For goodness sakes, if only they were PREDICTABLE.  What a different world it would be.  I might be able to make plans and keep them.  I might be able to sign up to take regular hobby classes or regular ANYTHINGS.

I mean, let’s not forget it takes me at least 4 hours to get ready in the morning if I’ve included waking up, stretching my body in bed to get it moving again (tends to get stuck and stiff from sleeping if I’ve slept that is), do more stretches to stand up, follow a spiritual way of life (numerous ways to do that and I try to be creative with that), probably go to the bathroom (I know TMI), take a few pills, feed and be with my Cleo Kitty who has health issues of her own and is desperate to eat by 7am or ELSE, try to wake up a bit more before eating and taking more meds, plan out my day, get stuff ready to go if I have a medical appointment and I usually have at least one a week (the next 3 weeks I have 2 each week–goody gumdrops for me), pull myself together meaning exercise to the best of my ability to wake up my body, take a shower which is an event in itself and can take a lot out of me, not to mention brushing my teeth (an electric toothbrush is best so I can save my hands and arms and their energy), get dressed, try to make my hair look presentable (thank goodness for purple short hair so it’s already kinda cool and easy), pet and love my Cleo Kitty who always needs extra love and well so do I, make sure I wear my hat to protect from the sun, wear my sun protective jacket or at least a shirt with longer sleeves, get Cleo ready for me to be gone, make some sort of business calls if I have the chance, try to sit and rest here and there because it’s a lot to ask my body since so much activity has already happened, try to maybe wash the dishes or at least some of them, sort through any weird symptoms I’m having and do my best to take care of them, and the list can still go on.

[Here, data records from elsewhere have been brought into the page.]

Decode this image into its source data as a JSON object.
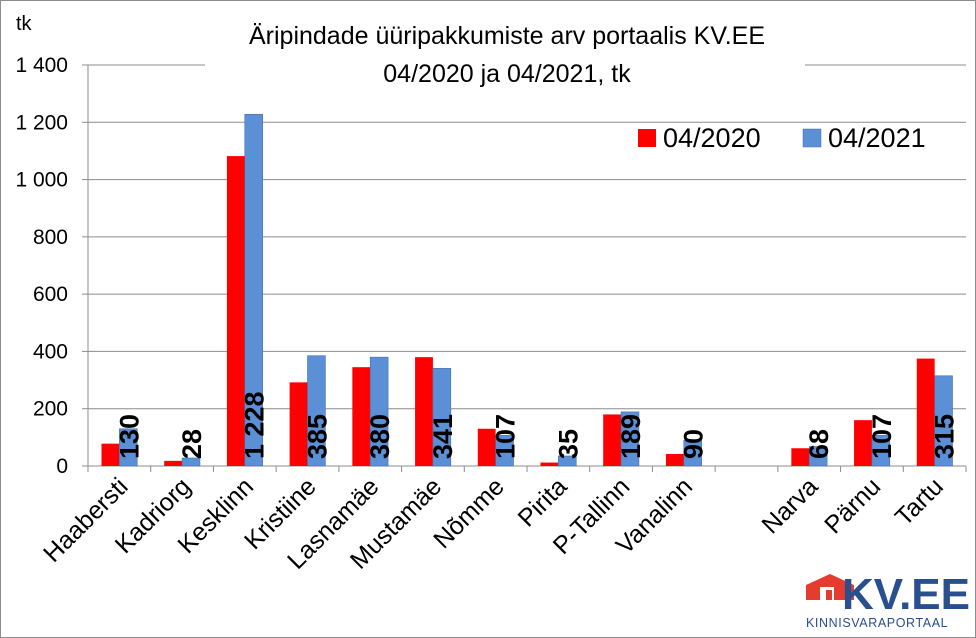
{
  "chart_data": {
    "type": "bar",
    "title": "Äripindade üüripakkumiste arv portaalis KV.EE",
    "subtitle": "04/2020 ja 04/2021, tk",
    "ylabel": "tk",
    "ylim": [
      0,
      1400
    ],
    "yticks": [
      0,
      200,
      400,
      600,
      800,
      1000,
      1200,
      1400
    ],
    "ytick_labels": [
      "0",
      "200",
      "400",
      "600",
      "800",
      "1 000",
      "1 200",
      "1 400"
    ],
    "grid": true,
    "legend_position": "top-right",
    "categories": [
      "Haabersti",
      "Kadriorg",
      "Kesklinn",
      "Kristiine",
      "Lasnamäe",
      "Mustamäe",
      "Nõmme",
      "Pirita",
      "P-Tallinn",
      "Vanalinn",
      "",
      "Narva",
      "Pärnu",
      "Tartu"
    ],
    "series": [
      {
        "name": "04/2020",
        "color": "#ff0000",
        "values": [
          78,
          18,
          1082,
          292,
          345,
          380,
          130,
          12,
          180,
          42,
          null,
          62,
          160,
          375
        ]
      },
      {
        "name": "04/2021",
        "color": "#5b8fd6",
        "values": [
          130,
          28,
          1228,
          385,
          380,
          341,
          107,
          35,
          189,
          90,
          null,
          68,
          107,
          315
        ],
        "data_labels": [
          "130",
          "28",
          "1 228",
          "385",
          "380",
          "341",
          "107",
          "35",
          "189",
          "90",
          "",
          "68",
          "107",
          "315"
        ]
      }
    ]
  },
  "logo": {
    "name": "KV.EE",
    "tagline": "KINNISVARAPORTAAL",
    "icon": "house-logo-icon",
    "colors": {
      "house": "#e63c2f",
      "text": "#2a4f8f"
    }
  }
}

THAT’S JUST THE MORNING EVENTS…no matter what even if I’m feeling crazy fatigue–I may go back to bed but what if I can’t because I have an appointment?  I’ve gotta get through it.  I’m so exhausted from thinking about my morning and writing about it that I haven’t even written the next parts of the day where I have to keep myself in check and have all my meds sorted out to take and make sure I take them on time and have meals at good times or I end up feeling worse.

And there’s always laundry to be done.  Can I do it today?  Should it wait?  What if we need underwear?  (Hey, I’m being honest).  And what about groceries?  What about the “What abouts”?

What’s the real priority?  There’s always some sort of life that needs to get done and if I let it go it’s still there tomorrow and I have to try to be ok with not getting it done YET.  I’ll admit, that is one of my biggest struggles.  LETTING SOMETHING GO UNTIL TOMORROW…OR ANOTHER DAY…OR ANOTHER DAY…

YET SOME THINGS CAN’T WAIT…

I’VE LEARNED TO LET GO OF A LOT BUT THAT DOES NOT MEAN I’M OK WITH IT.

So life just keeps on happening.  I keep having multiple sclerosis and lupus along with all the other syndromes and issues and the world keeps spinning.  Thank goodness for choices but it’s still so hard sometimes.  I really have eased up on so much in my life and with my expectations but it takes a strict way of thinking that I really can’t get lazy with too much (sometimes it’s a wonderful thing but I can’t let go of it too long or I lose myself again and may go back to pushing too hard)…

SO I GUESS I’M STILL LEARNING…

THESE CHRONIC ILLNESSES I TELL YA…

There is just so much I can say about them and so much I don’t have the words or energy to talk about.